If the Democrats are both victorious, Democrats will once again have control over the Michigan House, Senate and Governor’s Office.  If Republicans win one or both seats, however, the power dynamic will shift in a major way.  Republicans would be able to exert more control over the process – particularly when it comes to the budget – than they have been able to do for the past 15 months. 
Whitmer Proposes Using Freed-Up School Retirement Funds to Supplement 2025 Budget
For a brief time in the 1980s, Michigan pre-funded retirement health care for public school employees by setting aside funds each year and earning investment income from those funds.  In the 1990s, that practice was ended and for over twenty years Michigan paid for the full amount of annual school retiree health care each year out of the General Fund.  In the 2010s, Michigan once again began to pre-fund retiree health care, thereby using investment earnings to help offset the total costs.  This year, for the first time ever, state budget officials predict that the retiree health care portion (known as “OPEB,” or, “Other Post-Employment Benefits”) of the Michigan Public School Employees Retirement System will be 100% funded. 
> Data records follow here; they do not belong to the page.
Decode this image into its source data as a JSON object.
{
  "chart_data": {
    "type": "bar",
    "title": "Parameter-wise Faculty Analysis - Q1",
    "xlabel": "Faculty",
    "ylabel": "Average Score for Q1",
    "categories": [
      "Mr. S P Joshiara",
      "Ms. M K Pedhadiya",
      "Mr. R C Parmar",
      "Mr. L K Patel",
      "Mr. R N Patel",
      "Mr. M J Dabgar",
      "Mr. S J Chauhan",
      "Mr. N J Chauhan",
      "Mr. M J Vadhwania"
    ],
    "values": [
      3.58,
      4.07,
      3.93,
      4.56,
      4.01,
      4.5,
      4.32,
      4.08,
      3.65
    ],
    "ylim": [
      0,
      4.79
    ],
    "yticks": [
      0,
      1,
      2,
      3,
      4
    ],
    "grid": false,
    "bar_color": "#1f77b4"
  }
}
Because of this, the Office of Retirement Services and the State Budget Office argue that the state no longer needs to set aside additional General Fund dollars into the MPSERS system beyond the “normal” cost that will keep the fund at or near 100%.  The savings are estimated to be approximately $670 million.  The Governor has proposed that these dollars be repurposed to support other program goals such as free community college and universal Pre-K education. 
However, that proposal is running into several road blocks in the Michigan House and Senate.  First, some lawmakers are concerned about the fact that public school employees hired after 2012 have been cut off from receiving retiree health care benefits, and that the state should restore those benefits before reducing payments into the system.  Other lawmakers argue that only the OPEB portion of public school retirement costs are projected to be fully funded, and that the pension portion (which is much larger) is still hovering between a 60%-70% fundedness level.  Therefore, they say, those funds should continue to flow into the Michigan Public School Employees Retirement System whether the OPEB is fully pre-funded or not.
Should the Michigan House and Senate decide to decline the Governor’s recommendation to return that $670 million to the General Fund, what had already started out as a tight budget year could become much, much tighter.  Not only would several of the Governor’s priorities be jeopardized, but it could also result in actual cuts to some existing state programs.  The House and Senate are preparing their initial budget drafts in response to Governor Whitmer’s proposal and those are expected to begin being voted on after the Legislature returns from their Spring Recess the week of April 9.  Once those documents become public, there will be a clearer picture of how much of the Governor’s recommendations have a chance to become reality.